Hello, I'm Chih-Ming Yen.
I will do "Benchmarking motif discovery softwares." as my project.

references: "Assessing computationaltools for the discovery of transcription factor binding sites" , "Improved benchmarks for computational motif discovery",
website:University of Washington, Computer Science & Engineering

<3/1>
Decide the project "Benchmarking motif discovery softwares."
<3/2>
I searched and tried to understand the softwares.
<3/7>
I try to install MEME and Gibbs motif sampler.
MEME have to run under Linux platform, so I install VMware to use Linux under Windows.
But when I install the MEME, some hardware problems happened. So I turned to install motif sampler first.
When I install motif sampler, some hardware problems happeded again, so I try to use another way to install motif sampler under windows platform.

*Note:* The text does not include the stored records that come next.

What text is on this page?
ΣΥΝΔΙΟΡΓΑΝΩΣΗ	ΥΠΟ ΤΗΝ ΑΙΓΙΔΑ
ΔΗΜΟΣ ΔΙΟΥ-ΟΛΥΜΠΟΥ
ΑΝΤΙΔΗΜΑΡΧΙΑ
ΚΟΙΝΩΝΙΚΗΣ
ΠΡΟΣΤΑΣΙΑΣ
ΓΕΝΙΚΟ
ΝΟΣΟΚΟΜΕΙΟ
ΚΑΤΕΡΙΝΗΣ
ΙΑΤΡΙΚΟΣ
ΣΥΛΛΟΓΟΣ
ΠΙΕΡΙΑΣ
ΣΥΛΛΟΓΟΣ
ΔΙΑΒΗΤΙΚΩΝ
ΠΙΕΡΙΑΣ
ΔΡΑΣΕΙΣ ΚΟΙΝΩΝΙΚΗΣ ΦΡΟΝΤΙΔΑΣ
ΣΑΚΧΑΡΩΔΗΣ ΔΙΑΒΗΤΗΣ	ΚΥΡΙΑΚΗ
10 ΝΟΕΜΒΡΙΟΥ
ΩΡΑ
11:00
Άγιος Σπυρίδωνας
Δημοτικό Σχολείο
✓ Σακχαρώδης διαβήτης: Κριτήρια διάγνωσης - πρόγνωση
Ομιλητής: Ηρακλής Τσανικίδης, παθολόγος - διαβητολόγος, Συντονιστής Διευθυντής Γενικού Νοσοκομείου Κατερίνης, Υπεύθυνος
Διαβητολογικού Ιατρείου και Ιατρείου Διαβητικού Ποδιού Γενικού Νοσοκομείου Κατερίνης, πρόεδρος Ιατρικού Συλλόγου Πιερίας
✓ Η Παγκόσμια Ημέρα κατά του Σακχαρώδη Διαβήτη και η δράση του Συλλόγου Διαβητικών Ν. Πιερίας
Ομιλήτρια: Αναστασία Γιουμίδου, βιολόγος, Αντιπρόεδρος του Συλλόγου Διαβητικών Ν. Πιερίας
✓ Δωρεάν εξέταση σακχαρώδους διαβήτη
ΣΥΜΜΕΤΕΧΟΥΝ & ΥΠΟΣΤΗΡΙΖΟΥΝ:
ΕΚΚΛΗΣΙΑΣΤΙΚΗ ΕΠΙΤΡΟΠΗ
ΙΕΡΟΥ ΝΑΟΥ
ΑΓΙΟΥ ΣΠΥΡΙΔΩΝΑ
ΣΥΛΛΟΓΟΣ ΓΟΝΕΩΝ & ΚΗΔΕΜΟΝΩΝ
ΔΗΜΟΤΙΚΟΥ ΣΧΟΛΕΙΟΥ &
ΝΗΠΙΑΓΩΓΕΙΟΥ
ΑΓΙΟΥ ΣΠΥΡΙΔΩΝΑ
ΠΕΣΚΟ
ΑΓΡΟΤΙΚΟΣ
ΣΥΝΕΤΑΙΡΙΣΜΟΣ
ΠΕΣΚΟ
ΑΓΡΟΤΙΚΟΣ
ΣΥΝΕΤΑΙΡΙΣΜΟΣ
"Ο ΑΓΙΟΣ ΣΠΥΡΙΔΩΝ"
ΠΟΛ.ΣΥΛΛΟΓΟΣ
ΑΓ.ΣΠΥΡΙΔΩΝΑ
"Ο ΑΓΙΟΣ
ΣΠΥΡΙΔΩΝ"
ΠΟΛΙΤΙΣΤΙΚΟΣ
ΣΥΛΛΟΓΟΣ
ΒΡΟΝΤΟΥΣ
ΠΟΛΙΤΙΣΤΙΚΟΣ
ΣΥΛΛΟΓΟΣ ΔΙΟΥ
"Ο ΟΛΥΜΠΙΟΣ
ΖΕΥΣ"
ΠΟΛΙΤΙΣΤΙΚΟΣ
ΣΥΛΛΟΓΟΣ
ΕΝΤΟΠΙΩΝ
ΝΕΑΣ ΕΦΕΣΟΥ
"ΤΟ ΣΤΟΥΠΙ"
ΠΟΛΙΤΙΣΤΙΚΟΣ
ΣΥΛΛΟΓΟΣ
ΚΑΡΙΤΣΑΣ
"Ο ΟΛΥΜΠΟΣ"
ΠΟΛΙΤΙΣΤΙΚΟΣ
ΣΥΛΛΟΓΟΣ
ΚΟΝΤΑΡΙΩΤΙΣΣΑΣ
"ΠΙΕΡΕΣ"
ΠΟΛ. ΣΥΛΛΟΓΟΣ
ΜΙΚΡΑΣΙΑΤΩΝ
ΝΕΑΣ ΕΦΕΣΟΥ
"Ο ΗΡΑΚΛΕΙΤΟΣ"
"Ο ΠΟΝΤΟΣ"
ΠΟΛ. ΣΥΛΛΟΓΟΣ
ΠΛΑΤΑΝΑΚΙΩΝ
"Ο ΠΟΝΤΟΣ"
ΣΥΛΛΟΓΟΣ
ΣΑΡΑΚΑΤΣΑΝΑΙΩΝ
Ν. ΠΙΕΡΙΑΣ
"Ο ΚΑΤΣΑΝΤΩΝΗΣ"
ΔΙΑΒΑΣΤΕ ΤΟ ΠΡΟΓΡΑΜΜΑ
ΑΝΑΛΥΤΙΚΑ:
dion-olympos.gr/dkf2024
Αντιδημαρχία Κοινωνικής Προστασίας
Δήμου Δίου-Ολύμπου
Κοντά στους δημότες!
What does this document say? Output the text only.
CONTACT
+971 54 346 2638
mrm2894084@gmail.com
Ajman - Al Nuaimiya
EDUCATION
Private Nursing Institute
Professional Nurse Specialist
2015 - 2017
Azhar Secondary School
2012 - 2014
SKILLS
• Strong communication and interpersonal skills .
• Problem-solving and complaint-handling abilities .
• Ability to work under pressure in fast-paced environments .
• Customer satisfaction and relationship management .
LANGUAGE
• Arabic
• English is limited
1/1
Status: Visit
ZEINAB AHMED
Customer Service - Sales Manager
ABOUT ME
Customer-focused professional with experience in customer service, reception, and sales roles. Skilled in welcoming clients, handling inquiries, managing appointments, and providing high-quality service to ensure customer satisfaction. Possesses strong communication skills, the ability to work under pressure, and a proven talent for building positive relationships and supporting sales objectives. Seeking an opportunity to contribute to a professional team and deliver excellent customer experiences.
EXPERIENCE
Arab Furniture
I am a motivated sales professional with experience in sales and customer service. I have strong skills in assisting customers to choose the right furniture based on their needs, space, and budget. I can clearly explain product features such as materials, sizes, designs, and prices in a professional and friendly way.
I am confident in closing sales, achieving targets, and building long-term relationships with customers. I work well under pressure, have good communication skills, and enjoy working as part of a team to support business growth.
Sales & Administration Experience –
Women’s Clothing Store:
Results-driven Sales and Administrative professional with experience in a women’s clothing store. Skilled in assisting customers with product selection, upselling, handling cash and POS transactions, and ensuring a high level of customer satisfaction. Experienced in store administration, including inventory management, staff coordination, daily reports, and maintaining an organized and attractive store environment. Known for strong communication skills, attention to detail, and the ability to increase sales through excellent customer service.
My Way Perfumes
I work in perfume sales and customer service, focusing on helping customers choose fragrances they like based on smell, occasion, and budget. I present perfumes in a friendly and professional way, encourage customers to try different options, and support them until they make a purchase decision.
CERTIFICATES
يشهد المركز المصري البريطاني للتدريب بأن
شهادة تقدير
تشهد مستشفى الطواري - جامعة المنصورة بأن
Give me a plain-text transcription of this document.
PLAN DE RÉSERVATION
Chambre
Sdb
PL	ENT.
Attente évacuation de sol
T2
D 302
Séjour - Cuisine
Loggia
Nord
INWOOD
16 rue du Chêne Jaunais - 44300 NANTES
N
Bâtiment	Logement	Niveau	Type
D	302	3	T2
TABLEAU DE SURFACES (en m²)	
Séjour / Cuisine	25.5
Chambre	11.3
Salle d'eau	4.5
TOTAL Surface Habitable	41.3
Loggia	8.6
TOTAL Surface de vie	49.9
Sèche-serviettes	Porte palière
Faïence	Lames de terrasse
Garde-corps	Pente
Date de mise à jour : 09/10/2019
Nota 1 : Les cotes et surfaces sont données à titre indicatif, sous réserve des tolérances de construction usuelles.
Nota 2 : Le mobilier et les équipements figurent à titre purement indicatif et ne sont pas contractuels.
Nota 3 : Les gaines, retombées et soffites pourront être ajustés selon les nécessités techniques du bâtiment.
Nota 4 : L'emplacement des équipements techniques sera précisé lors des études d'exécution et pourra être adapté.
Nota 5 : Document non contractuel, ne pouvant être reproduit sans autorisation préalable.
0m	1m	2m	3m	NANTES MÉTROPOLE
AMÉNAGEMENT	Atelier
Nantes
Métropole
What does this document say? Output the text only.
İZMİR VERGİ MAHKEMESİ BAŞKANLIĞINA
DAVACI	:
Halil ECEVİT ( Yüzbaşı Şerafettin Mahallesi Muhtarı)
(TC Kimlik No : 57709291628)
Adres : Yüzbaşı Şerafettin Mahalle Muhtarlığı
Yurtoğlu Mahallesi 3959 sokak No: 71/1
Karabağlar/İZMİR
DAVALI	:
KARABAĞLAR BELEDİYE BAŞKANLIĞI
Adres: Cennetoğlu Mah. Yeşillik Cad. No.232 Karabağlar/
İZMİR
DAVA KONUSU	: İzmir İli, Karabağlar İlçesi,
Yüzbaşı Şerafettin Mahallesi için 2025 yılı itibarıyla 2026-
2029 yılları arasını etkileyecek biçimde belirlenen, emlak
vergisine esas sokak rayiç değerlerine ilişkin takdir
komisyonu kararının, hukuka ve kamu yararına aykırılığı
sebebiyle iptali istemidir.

I install cygwin to use motif sampler, but the total cygwin cost at least 4GB. I don't have enough space, then I found the on_line software for both of them is good enough. But the motif sampler reply the answer by email, sometimes it cost a lot of time or sometimes no reply.
<3/8>
I found other softwares such as Consensus, Improbizer, SeSiMCMC, Weeder. And I tried all of them to decide which software to use. Every time I run Consensus, it caust my computer to crash. And the SeSiMCMC has result notice pages, but I could not access the result pages eveytime. I cannot get into the weeder's webpage.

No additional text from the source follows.